Friday, February 5, 2010

super mario

my boss does not have a neck. seriously, i have no idea how he is able to move his neck from one side to another. his head is connected so close to his shoulders, it distracts me everytime he speaks in the meeting.

my workmates call him raphael - i mean, yes, the teenage mutant ninja turtle kind- but i prefer calling him super mario. i don't think he walks. he bounces.

super mario is not generally-liked. when he asks to talk to you, you know you're doomed.

now yesterday, i was arguing with my workmate about the functions of f5 and f9 in outlook. when the emails keep flooding, you learn more than what you're supposed to in outlook.

"hi, how are you doing?"

it was a trick. super mario was asking me how i was doing. that could not be true.

"are you okey?" again, he asked.

i looked at him, wide-eyed, wondering if he was true. his face was so close to mine, i felt like he was gonna eat me anytime. "do i not look okey?" i asked back, confused.

"i am just asking if you're okey."

"do i look sick?"

"can you just answer me if you're okey?"

"i'm okey!" i answered, way too quickly than i normally do. it's the i'm-okey-now-get-the-hell-out-of-here kind.

he smiled.

i smiled back- the world's fakest smile.

super mario just asked me if i'm okey. gah! i'm doomed.
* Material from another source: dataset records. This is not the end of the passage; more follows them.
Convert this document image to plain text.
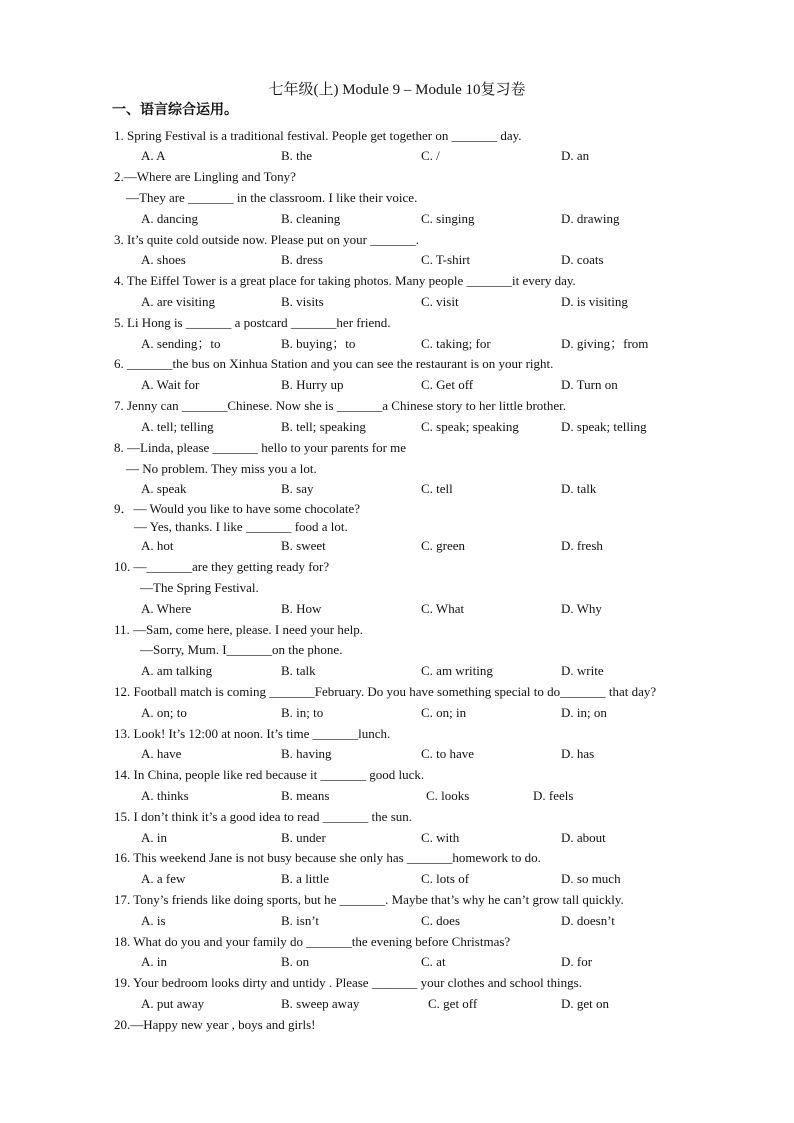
七年级(上) Module 9 – Module 10复习卷
一、语言综合运用。
1. Spring Festival is a traditional festival. People get together on _______ day.
A. A	B. the	C. /	D. an
2.—Where are Lingling and Tony?
—They are _______ in the classroom. I like their voice.
A. dancing	B. cleaning	C. singing	D. drawing
3. It’s quite cold outside now. Please put on your _______.
A. shoes	B. dress	C. T-shirt	D. coats
4. The Eiffel Tower is a great place for taking photos. Many people _______it every day.
A. are visiting	B. visits	C. visit	D. is visiting
5. Li Hong is _______ a postcard _______her friend.
A. sending；to	B. buying；to	C. taking; for	D. giving；from
6. _______the bus on Xinhua Station and you can see the restaurant is on your right.
A. Wait for	B. Hurry up	C. Get off	D. Turn on
7. Jenny can _______Chinese. Now she is _______a Chinese story to her little brother.
A. tell; telling	B. tell; speaking	C. speak; speaking	D. speak; telling
8. —Linda, please _______ hello to your parents for me
— No problem. They miss you a lot.
A. speak	B. say	C. tell	D. talk
9．— Would you like to have some chocolate?
— Yes, thanks. I like _______ food a lot.
A. hot	B. sweet	C. green	D. fresh
10. —_______are they getting ready for?
—The Spring Festival.
A. Where	B. How	C. What	D. Why
11. —Sam, come here, please. I need your help.
—Sorry, Mum. I_______on the phone.
A. am talking	B. talk	C. am writing	D. write
12. Football match is coming _______February. Do you have something special to do_______ that day?
A. on; to	B. in; to	C. on; in	D. in; on
13. Look! It’s 12:00 at noon. It’s time _______lunch.
A. have	B. having	C. to have	D. has
14. In China, people like red because it _______ good luck.
A. thinks	B. means	C. looks	D. feels
15. I don’t think it’s a good idea to read _______ the sun.
A. in	B. under	C. with	D. about
16. This weekend Jane is not busy because she only has _______homework to do.
A. a few	B. a little	C. lots of	D. so much
17. Tony’s friends like doing sports, but he _______. Maybe that’s why he can’t grow tall quickly.
A. is	B. isn’t	C. does	D. doesn’t
18. What do you and your family do _______the evening before Christmas?
A. in	B. on	C. at	D. for
19. Your bedroom looks dirty and untidy . Please _______ your clothes and school things.
A. put away	B. sweep away	C. get off	D. get on
20.—Happy new year , boys and girls!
Thursday, February 4, 2010

the Discipline Office

i love the smell of our Discipline Office. it is not too fragrant, not too artificial smelling - in fact, it does not have any scent at all, which makes me like its smell.

i pushed the glass door open when i came in, and the Discipline Officer gave me his usual nod and said hi.

he knows me by my first name now.

seeing him talking to a student, i took the seat at the corner and waited for him to be done. i was so bored, i started texting people in my phonebook in random.

"..would you agree?" was all i caught when i noticed the Discipline Officer was talking to me. i had heavy metal on both ears, i had to take the earphones off and lamely mumbled, "i'm sorry?"

"i said," he repeated, "that the use of any electronic device/gadget is strictly prohibited, she had to extend her community service before she gets completely cleared.."

"uhuh," was all i managed to say, turning off the ipod.